/scientific-computing-2024

Bridging the gap between mathematical courses and ML

Primary LanguageJupyter NotebookMIT LicenseMIT

Scientific Computing 2024

Scientific Computing is an extra course I teach at the JetBrains and Constructor University (Bremen) Software, Data and Technology bachelor probgram in fall semester of 2024-25 academic year. This repository will contain materials of the course (lecture notes, notebooks), available under MIT license.

The course is aimed at bridging the gap between pure mathematical courses and machine learning. We will discuss various concepts, some of which are already known to the students and some are new, in applied and computational context. We will also learn how to use various programming tools to interact with mathematical objects and visualize them.

Prerequisites

The students are expected to know Calculus (of one and many variables), Linear Algebra and be able to program in Python.

Topics

One topic is approximately one week (maybe more), 2 lessons, 75 minutes each lesson.

Overview of scientific Python ecosystem

Jupyter notebooks: pro and contra, best practices. Package managers: pip and conda. Virtual environments. Reproducibility issues. Basic numerical and data science packages: numpy, scipy, matplotlib, pandas.

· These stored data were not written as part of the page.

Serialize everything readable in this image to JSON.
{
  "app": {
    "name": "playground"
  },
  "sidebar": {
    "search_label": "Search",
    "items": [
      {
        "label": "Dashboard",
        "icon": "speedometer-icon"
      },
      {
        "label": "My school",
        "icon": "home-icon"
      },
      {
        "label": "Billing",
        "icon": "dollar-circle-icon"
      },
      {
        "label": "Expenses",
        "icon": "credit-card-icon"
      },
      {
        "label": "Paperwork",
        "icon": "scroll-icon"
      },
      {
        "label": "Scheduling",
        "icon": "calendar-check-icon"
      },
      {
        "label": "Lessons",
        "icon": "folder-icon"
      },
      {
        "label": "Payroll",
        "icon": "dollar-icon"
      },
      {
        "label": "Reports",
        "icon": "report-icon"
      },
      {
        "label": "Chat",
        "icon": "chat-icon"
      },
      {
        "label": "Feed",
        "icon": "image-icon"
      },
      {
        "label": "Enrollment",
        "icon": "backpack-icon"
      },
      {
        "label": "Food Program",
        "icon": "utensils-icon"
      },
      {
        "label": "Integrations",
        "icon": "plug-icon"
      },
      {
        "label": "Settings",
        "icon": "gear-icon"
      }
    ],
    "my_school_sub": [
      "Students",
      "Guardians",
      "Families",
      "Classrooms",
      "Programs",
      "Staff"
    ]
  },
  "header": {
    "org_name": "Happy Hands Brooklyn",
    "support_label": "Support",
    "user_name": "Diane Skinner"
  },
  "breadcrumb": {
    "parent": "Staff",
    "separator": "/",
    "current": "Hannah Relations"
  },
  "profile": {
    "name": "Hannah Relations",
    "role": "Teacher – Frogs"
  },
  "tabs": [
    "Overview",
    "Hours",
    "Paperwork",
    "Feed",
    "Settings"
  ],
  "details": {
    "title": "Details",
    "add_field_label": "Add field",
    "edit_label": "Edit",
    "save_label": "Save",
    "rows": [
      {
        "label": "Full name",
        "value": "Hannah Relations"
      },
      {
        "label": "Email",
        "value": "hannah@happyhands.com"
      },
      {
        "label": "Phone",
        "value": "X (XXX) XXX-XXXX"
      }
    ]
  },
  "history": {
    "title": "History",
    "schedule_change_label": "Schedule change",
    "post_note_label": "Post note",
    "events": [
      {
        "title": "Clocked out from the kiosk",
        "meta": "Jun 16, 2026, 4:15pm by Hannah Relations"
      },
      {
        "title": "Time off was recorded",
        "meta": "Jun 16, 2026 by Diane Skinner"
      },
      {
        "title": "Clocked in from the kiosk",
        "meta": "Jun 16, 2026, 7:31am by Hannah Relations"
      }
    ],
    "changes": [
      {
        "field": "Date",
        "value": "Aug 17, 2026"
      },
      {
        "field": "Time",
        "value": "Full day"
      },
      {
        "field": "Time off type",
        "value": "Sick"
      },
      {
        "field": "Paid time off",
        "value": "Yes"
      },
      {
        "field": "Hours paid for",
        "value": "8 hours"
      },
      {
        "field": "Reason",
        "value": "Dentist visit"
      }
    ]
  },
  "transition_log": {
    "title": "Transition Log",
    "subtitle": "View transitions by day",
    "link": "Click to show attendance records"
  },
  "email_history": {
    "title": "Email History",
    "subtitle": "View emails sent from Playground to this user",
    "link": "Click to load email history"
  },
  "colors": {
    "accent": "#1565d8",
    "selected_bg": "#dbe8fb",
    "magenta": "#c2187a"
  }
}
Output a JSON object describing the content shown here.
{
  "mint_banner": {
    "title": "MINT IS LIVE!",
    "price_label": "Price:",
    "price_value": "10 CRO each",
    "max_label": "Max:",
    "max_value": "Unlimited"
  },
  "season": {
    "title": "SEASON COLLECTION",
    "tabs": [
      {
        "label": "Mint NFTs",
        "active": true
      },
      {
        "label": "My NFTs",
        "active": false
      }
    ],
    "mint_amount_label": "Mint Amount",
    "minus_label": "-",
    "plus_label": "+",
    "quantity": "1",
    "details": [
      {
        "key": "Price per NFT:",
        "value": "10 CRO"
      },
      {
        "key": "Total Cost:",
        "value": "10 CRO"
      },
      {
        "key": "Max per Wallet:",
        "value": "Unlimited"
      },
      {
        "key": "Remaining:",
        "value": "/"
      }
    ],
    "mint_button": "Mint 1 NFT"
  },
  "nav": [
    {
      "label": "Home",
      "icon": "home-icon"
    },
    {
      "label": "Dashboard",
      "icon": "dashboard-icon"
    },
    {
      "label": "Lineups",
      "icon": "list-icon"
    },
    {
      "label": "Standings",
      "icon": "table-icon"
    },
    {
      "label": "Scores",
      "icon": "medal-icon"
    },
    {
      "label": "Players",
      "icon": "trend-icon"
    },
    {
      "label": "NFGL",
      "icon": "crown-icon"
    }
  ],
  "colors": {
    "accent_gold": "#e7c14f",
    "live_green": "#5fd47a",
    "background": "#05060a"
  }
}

Introduction to numpy: array vs. list, why do we need arrays, idea of vectorized calculations. Plotting of basic graphs with matplotlib.pyplot. Interactive widgets, %matplotlib widget. Animations with IPython.display.

Numerics in Python

Numerical types

Numerical types in Python. int vs. np.int64. Floating point arithmetic. NaN and Inf. 0.1 + 0.2 != 0.3. Numerical precision. Machine epsilon. Numerical (in)stability. Example: numerical derivative. Calculation in logarithms, logsumexp, example: softmax.

More on numpy

Shape, reshaping data. Advanced indexing, np.where. Broadcasting rules. Matrix multiplication. np.linalg. How to get rid of for loops with numpy magic. Memory cost of vectorization. Processing by batch.

pandas

pd.Series and pd.DataFrame. Constructing dataframes. Indexing. Queries. Grouping and aggregating. Concatenating and merging dataframes. Melting and pivoting.

Visualization I: matplotlib and low-level stuff

Introduction to plotting in Python. Example: gradient descent.

Visualization II: seaborn, plotly and data

How to choose the best visualization method: case study.

Linear algebra I

Linear systems. Over- and underdetermined systems. Pseudoinverse, pseudosolution, normal pseudosolution. Geometrical interpretation. Matrix factorizations. Application of factorizations to solution of a linear system.

Optimization

Theory recap: optimization of function of one variable, conditional optimization, Lagrange multipliers. Numeric optimization of function of several variables. Gradient descent. Example: gradient descent near a minimum with ill-conditioned Hessian. Newton's method. Optimization of matrix-vector functions. Optimization out of the box: scipy.optim.

Probability I

Random variables. Discrete and continuous distributions. Cumulative distribution function. Expected value, variance. Generating (pseudo) random numbers. Seed. np.random and scipy.stats. Probability density function and histogram. Rejection sampling. Transformation of random variables. Entropy. KL-divergence.

Probability II

Independent and non-independent random variables. Joint distribution (continuous + continuous, continuous + discrete, discrete + discrete). Covariance and correlation. Variance-covariance matrix and correlation matrix. Conditional distribution, conditional expectation. Central limit theorem. Monte-Carlo integration. Mutual information.

Linear algebra II

More on matrix factorization. Symmetric matrices and quadratic forms. Positive definite matrices, their properties. SVD decomposition, low-rank approximations. Example: covariance matrix as a quadratic form.

Statistics I

Random variables and samples. Statistical estimates. Consistency, unbiasedness. Likelihood. MLE.

Statistics II

Statistical hypothesis testing. Type I and type II errors. Student's t-test. Permutation test.

Bonus: elements of Bayesian statistics

Bonus: analysis of graph data

Assessment

Every week, there will be a homework. Each homework consists of problems of various difficulty. It is indicated how many points the complete and correct solution of each problem earns. Some of the problems are marked as bonus. The final grade (on a scale from 0 to 10) is calculated as a sum of all earned points (including points for bonus problems) multiplied by 10 and divided by the sum of all points of non-bonus problems.

For each homework assignment, there will be specified a due date and a hard deadline. If the assignment is returned after the due date, but before the hard deadline, its score is multiplied by $e^{-t/86400}$, where $t$ is number of seconds passed since the due date. If the assignment is returned after the hard deadline, it is scored as 0.